In "Klee" the artist withdraws further still - unlike Picasso, here it is the work rather than the man which is part of the mythology of Modernism - but I have reserved an area of central importance for his cats, Nuggy, Myz, Tripouille and Bimbol. Otherwise, as the styles of his work are irreducible and untranslatable, I have simply included as large a personal selection as possible, to signify his fertile and poetic imagination.

 

"Jackson Pollock" is deliberately different from the rest of the series in its attempt to convey rapid movement, Action Painting in action yet paradoxically frozen on the surface of my print.
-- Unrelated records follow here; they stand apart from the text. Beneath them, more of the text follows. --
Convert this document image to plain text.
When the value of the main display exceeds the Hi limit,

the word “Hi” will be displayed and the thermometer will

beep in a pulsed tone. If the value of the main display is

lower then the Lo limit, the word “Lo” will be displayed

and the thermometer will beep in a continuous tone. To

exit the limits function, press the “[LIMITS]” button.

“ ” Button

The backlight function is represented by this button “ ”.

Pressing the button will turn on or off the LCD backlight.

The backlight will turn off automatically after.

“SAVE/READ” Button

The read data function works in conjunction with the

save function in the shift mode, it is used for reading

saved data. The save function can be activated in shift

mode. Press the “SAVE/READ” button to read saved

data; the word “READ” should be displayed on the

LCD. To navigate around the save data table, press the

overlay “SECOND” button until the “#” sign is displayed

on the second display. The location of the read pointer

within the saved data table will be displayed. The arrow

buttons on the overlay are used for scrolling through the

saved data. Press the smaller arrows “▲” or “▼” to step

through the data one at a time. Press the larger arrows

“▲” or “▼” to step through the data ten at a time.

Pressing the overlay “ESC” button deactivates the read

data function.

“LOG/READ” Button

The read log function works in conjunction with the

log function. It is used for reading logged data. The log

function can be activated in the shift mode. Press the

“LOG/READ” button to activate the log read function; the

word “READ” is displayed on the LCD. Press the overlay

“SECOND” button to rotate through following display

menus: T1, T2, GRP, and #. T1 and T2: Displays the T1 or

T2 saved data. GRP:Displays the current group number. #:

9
The appurtenances of the painter's craft are significant - no longer palettes and easels but here great tins of paint, opened and ready for the rapid gesticulation which makes the artist appear as a kind of athlete. He is isolated on a narrow platform, almost overwhelmed on all sides by the evidence of his activity, though here it is accorded less than unquestioning respect: only the horizontal area of "Summertime" actually reproduces a Pollock painting, the other panels being my own free variations on totally abstract theme.

 

"De Kooning" is a joke on a joke, for as the painter steps back to survey his work, what he actually sees is my own version of a De Kooning, put together from newspaper articles of suitable vintage and mood. Throughout the entire series my own stance has inevitably coloured the perception and representation of my heroes, and I see my process of selection, re-assemblage and emphasis as a footnote on the mythology of Modern Art.